By "bore no relation" I mean the error message would be one of a number of lines of dialogue from a scene in a House episode where House is trying to figure out who Wilson's girlfriend is... which led to this:
Yes, Greg Young (the event sourcing guy) ran into an error that said "Because I wanna ask you about your girlfriend. I must know who she is, or you would've told me her name," because he'd moved Smartassembly minus the licensing DLLs. Of course, he didn't realise what he'd done "wrong" so he tweeted it to his considerable following and it went viral.

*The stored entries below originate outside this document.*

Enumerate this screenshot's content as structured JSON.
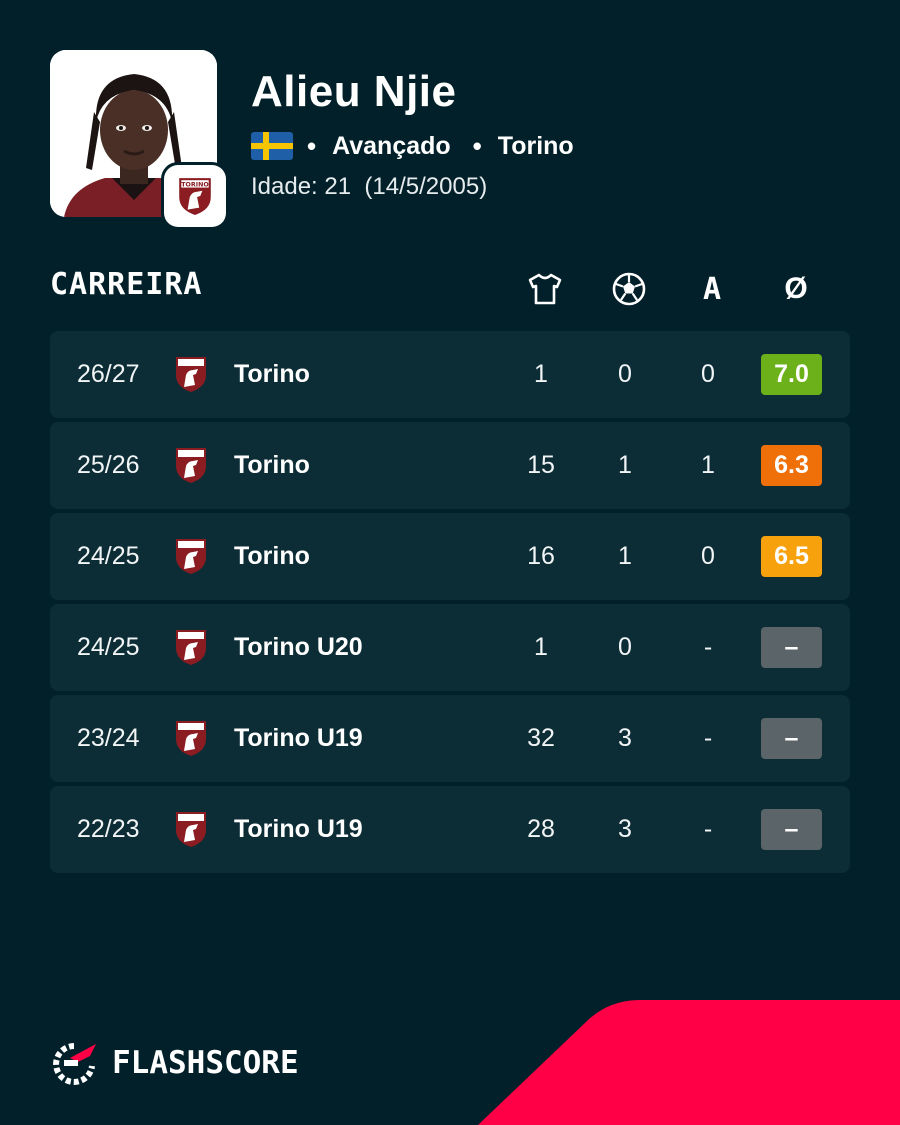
{
  "player": {
    "name": "Alieu Njie",
    "position": "Avançado",
    "club": "Torino",
    "age_label": "Idade: 21  (14/5/2005)"
  },
  "meta": {
    "bullet": "•"
  },
  "career": {
    "title": "CARREIRA",
    "columns": {
      "apps_icon": "shirt-icon",
      "goals_icon": "ball-icon",
      "assists": "A",
      "rating": "Ø"
    },
    "rows": [
      {
        "season": "26/27",
        "team": "Torino",
        "apps": "1",
        "goals": "0",
        "assists": "0",
        "rating": "7.0",
        "rating_color": "#6cb11a"
      },
      {
        "season": "25/26",
        "team": "Torino",
        "apps": "15",
        "goals": "1",
        "assists": "1",
        "rating": "6.3",
        "rating_color": "#ef7008"
      },
      {
        "season": "24/25",
        "team": "Torino",
        "apps": "16",
        "goals": "1",
        "assists": "0",
        "rating": "6.5",
        "rating_color": "#f7a20c"
      },
      {
        "season": "24/25",
        "team": "Torino U20",
        "apps": "1",
        "goals": "0",
        "assists": "-",
        "rating": "–",
        "rating_color": "#5b6468"
      },
      {
        "season": "23/24",
        "team": "Torino U19",
        "apps": "32",
        "goals": "3",
        "assists": "-",
        "rating": "–",
        "rating_color": "#5b6468"
      },
      {
        "season": "22/23",
        "team": "Torino U19",
        "apps": "28",
        "goals": "3",
        "assists": "-",
        "rating": "–",
        "rating_color": "#5b6468"
      }
    ]
  },
  "brand": {
    "name": "FLASHSCORE",
    "accent": "#ff0046"
  },
  "colors": {
    "background": "#022029",
    "row": "#0c2d36",
    "crest": "#8a1c22"
  }
}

Because I'm exactly the sort of walking cliche you'd expect I was blissfully unaware of the unfolding drama, being away on sabbatical snowboarding at the time. I hadn't taken my laptop with me, I'd disabled data roaming on my phone to avoid a whopper of a bill after a couple of months away, and had only a gen 1 iPad to access email and internet. So of course I came back in the evening to discover that it had all kicked off, with this ludicrous chain of emails where people were trying to figure out what was going on, until somebody had the sense to go and look in our source control system (which at the time was still svn for most things), and figure out that it was my fault.

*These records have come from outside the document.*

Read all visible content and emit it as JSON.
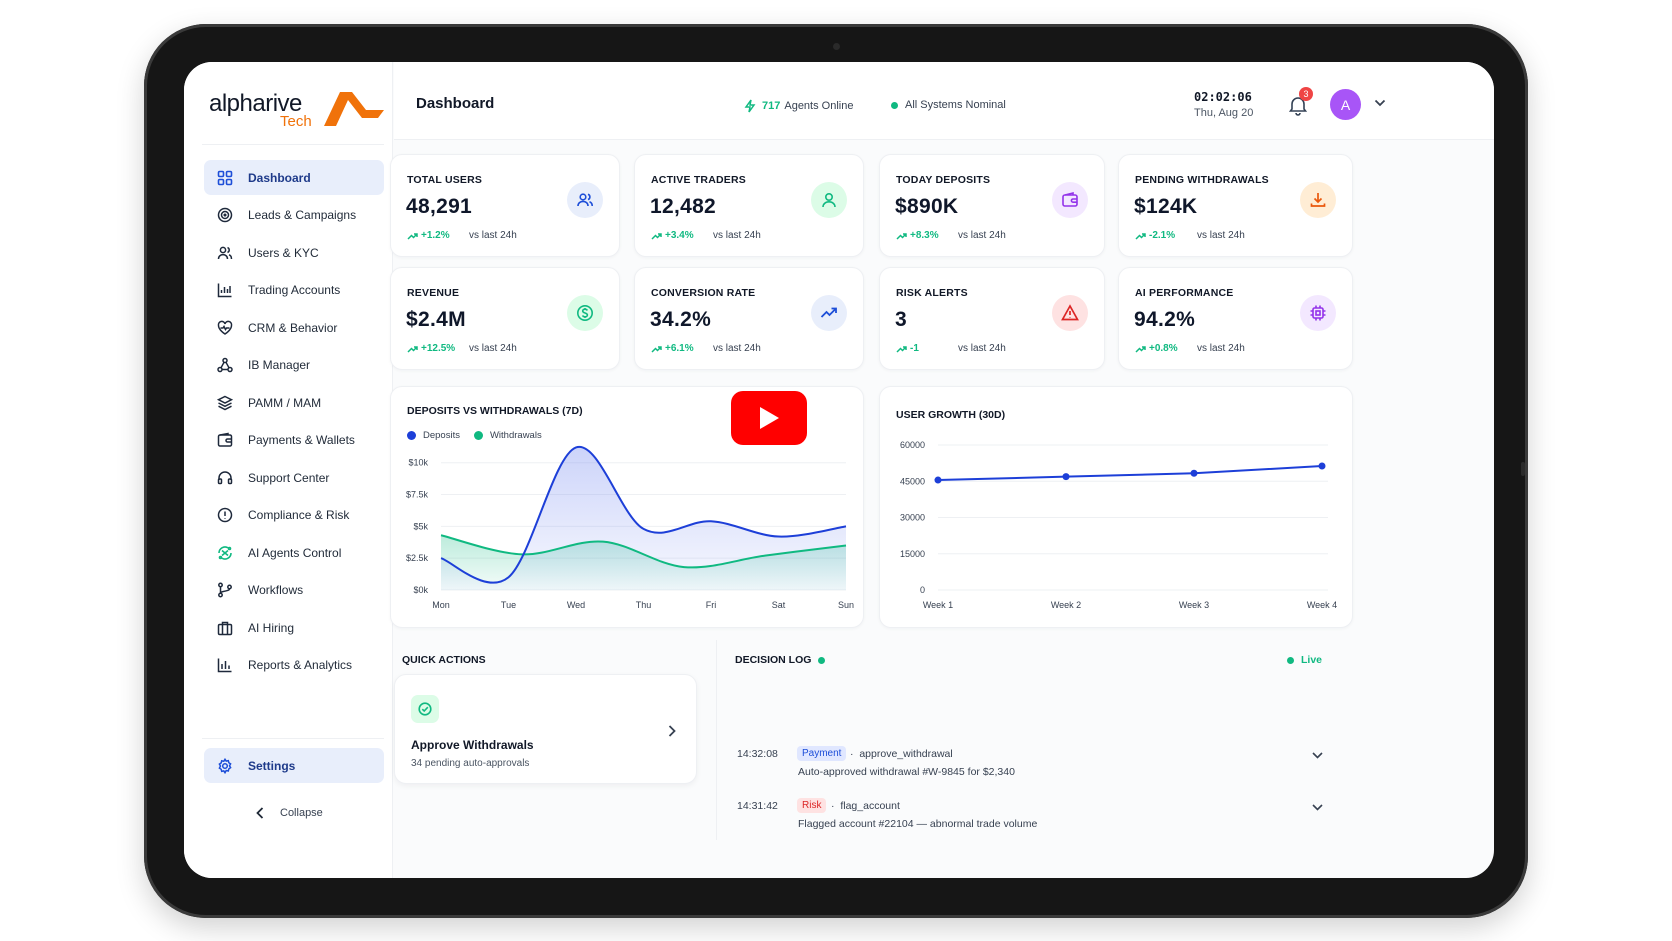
{
  "brand": {
    "name": "alpharive",
    "sub": "Tech",
    "accent": "#f0720a"
  },
  "header": {
    "title": "Dashboard",
    "agents_count": "717",
    "agents_label": "Agents Online",
    "system_status": "All Systems Nominal",
    "time": "02:02:06",
    "date": "Thu, Aug 20",
    "notifications": "3",
    "avatar_initial": "A"
  },
  "sidebar": {
    "items": [
      {
        "label": "Dashboard",
        "icon": "grid-icon"
      },
      {
        "label": "Leads & Campaigns",
        "icon": "target-icon"
      },
      {
        "label": "Users & KYC",
        "icon": "users-icon"
      },
      {
        "label": "Trading Accounts",
        "icon": "chart-icon"
      },
      {
        "label": "CRM & Behavior",
        "icon": "heart-icon"
      },
      {
        "label": "IB Manager",
        "icon": "network-icon"
      },
      {
        "label": "PAMM / MAM",
        "icon": "layers-icon"
      },
      {
        "label": "Payments & Wallets",
        "icon": "wallet-icon"
      },
      {
        "label": "Support Center",
        "icon": "headset-icon"
      },
      {
        "label": "Compliance & Risk",
        "icon": "shield-icon"
      },
      {
        "label": "AI Agents Control",
        "icon": "ai-icon"
      },
      {
        "label": "Workflows",
        "icon": "branch-icon"
      },
      {
        "label": "AI Hiring",
        "icon": "briefcase-icon"
      },
      {
        "label": "Reports & Analytics",
        "icon": "bar-chart-icon"
      }
    ],
    "settings": "Settings",
    "collapse": "Collapse"
  },
  "stats": [
    {
      "label": "TOTAL USERS",
      "value": "48,291",
      "change": "+1.2%",
      "vs": "vs last 24h",
      "icon": "users-icon",
      "color": "#1d4ed8",
      "bg": "#e8eefb"
    },
    {
      "label": "ACTIVE TRADERS",
      "value": "12,482",
      "change": "+3.4%",
      "vs": "vs last 24h",
      "icon": "user-icon",
      "color": "#10b981",
      "bg": "#dcfce7"
    },
    {
      "label": "TODAY DEPOSITS",
      "value": "$890K",
      "change": "+8.3%",
      "vs": "vs last 24h",
      "icon": "wallet-icon",
      "color": "#9333ea",
      "bg": "#f3e8ff"
    },
    {
      "label": "PENDING WITHDRAWALS",
      "value": "$124K",
      "change": "-2.1%",
      "vs": "vs last 24h",
      "icon": "download-icon",
      "color": "#ea580c",
      "bg": "#ffedd5"
    },
    {
      "label": "REVENUE",
      "value": "$2.4M",
      "change": "+12.5%",
      "vs": "vs last 24h",
      "icon": "dollar-icon",
      "color": "#10b981",
      "bg": "#dcfce7"
    },
    {
      "label": "CONVERSION RATE",
      "value": "34.2%",
      "change": "+6.1%",
      "vs": "vs last 24h",
      "icon": "trend-icon",
      "color": "#1d4ed8",
      "bg": "#e8eefb"
    },
    {
      "label": "RISK ALERTS",
      "value": "3",
      "change": "-1",
      "vs": "vs last 24h",
      "icon": "alert-icon",
      "color": "#dc2626",
      "bg": "#fee2e2"
    },
    {
      "label": "AI PERFORMANCE",
      "value": "94.2%",
      "change": "+0.8%",
      "vs": "vs last 24h",
      "icon": "cpu-icon",
      "color": "#9333ea",
      "bg": "#f3e8ff"
    }
  ],
  "chart_data": [
    {
      "type": "area",
      "title": "DEPOSITS VS WITHDRAWALS (7D)",
      "categories": [
        "Mon",
        "Tue",
        "Wed",
        "Thu",
        "Fri",
        "Sat",
        "Sun"
      ],
      "y_ticks": [
        "$0k",
        "$2.5k",
        "$5k",
        "$7.5k",
        "$10k"
      ],
      "ylim": [
        0,
        11000
      ],
      "series": [
        {
          "name": "Deposits",
          "color": "#1d3fd8",
          "values": [
            2500,
            1000,
            11200,
            4800,
            5400,
            4200,
            5000
          ]
        },
        {
          "name": "Withdrawals",
          "color": "#10b981",
          "values": [
            4300,
            2800,
            3800,
            1800,
            2700,
            3500
          ]
        }
      ],
      "grid": true,
      "legend": "top-left"
    },
    {
      "type": "line",
      "title": "USER GROWTH (30D)",
      "categories": [
        "Week 1",
        "Week 2",
        "Week 3",
        "Week 4"
      ],
      "y_ticks": [
        "0",
        "15000",
        "30000",
        "45000",
        "60000"
      ],
      "ylim": [
        0,
        60000
      ],
      "series": [
        {
          "name": "",
          "color": "#1d3fd8",
          "values": [
            45500,
            46900,
            48300,
            51300
          ]
        }
      ],
      "grid": true
    }
  ],
  "quick_actions": {
    "title": "QUICK ACTIONS",
    "item": {
      "name": "Approve Withdrawals",
      "sub": "34 pending auto-approvals"
    }
  },
  "decision_log": {
    "title": "DECISION LOG",
    "live": "Live",
    "entries": [
      {
        "time": "14:32:08",
        "tag": "Payment",
        "action": "approve_withdrawal",
        "desc": "Auto-approved withdrawal #W-9845 for $2,340",
        "tag_color": "#1d4ed8",
        "tag_bg": "#e0e7ff"
      },
      {
        "time": "14:31:42",
        "tag": "Risk",
        "action": "flag_account",
        "desc": "Flagged account #22104 — abnormal trade volume",
        "tag_color": "#dc2626",
        "tag_bg": "#fee2e2"
      }
    ]
  }
}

People saw the funny side and it wasn't that big a deal but the reason I bring this up is that the last line of dialogue in that scene is, "Your mama," delivered by Wilson to House, and it was also the error message for the final failure scenario I was looking for. I'm glad that one didn't get printed.
Back in the nineties, 3D Studio used to be pirated by every kid in their dorm and more. The software had license checks all over the place apparently, but crackers tried to remove all of them.

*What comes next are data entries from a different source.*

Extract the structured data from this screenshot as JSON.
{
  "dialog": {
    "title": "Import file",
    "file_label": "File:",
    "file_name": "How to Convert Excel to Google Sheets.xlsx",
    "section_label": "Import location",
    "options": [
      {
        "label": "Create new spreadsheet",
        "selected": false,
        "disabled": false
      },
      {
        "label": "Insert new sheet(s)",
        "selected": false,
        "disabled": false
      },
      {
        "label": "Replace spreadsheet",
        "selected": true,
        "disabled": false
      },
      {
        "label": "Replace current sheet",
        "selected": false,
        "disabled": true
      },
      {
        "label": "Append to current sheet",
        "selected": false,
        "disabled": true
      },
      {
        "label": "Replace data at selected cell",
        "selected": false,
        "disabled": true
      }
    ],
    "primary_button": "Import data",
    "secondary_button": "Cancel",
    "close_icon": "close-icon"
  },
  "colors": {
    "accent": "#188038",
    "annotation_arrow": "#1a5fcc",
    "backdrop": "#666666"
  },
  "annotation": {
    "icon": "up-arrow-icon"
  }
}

However, if they missed one, it would move a random vertex by some random amount which is obviously very visible when rendering a 3D scene.
When people complained about this on forums (usenet mostly), they outed themselves for using pirated software.
You should be 100% sure that such code never ever gets executed by legitimate user. As seen above, it doesn't have to be a bug in licensing code, it could be something external.
Yup. Long ago, join an online Command and Conquer game. Boom, everything blows up. Piracy watchdog that reacted to my repairing Windows and not realizing I needed to reinstall the game after that.
System.exit(0); in Java is probably the most evil thing invented, when the license check fails (preferably launch a thread and do it without stacktrace, after a random time).
To this day I still think Google’s motto only referred to “Do no System.exit(0)”.
Sadly I mostly agree with this. File it with "the first time people get the password right tell them they failed, making them enter it a second time" and other janky but highly effective stuff.
The physics game sim step had to be hardcoded but you could vary the graphics rendering independently. That did mean you needed to use a different RNG for sim objects and graphics-only particle effects.
I worked on the deterministic instant-replay system for a racing sim on PS3. The most interesting thing was that on PS3 we had main processor cores (PPU) and helper cores (SPU) which had their own instruction set. Our physics sim could distribute work across both, but the thread assignment had to be deterministic because PPU and SPU got marginally different floating point results for the same instructuion and inputs. That was a fun one to figure out!
Incredible insight, thank you! Could you elaborate on any more of your experiences with PPU/SPU programming? Also, what have you gone on to do since then?
I implemented a debug replay system for an American Football game when I worked at Sony. The AI hierarchy and all animation and physics state was recorded and game could be rewound to figure out why an NPC made a poor decision. Only needed to track state for the duration of a single play. This was on PS2 which I think had 32MB of memory but the dev systems had an extra 96MB which we could use for this sort of thing.
I have tried and failed to do this for a C++ program because the amount of C++ runtime static init/shutdown stuff you would need to deal with isn't practical to implement yourself.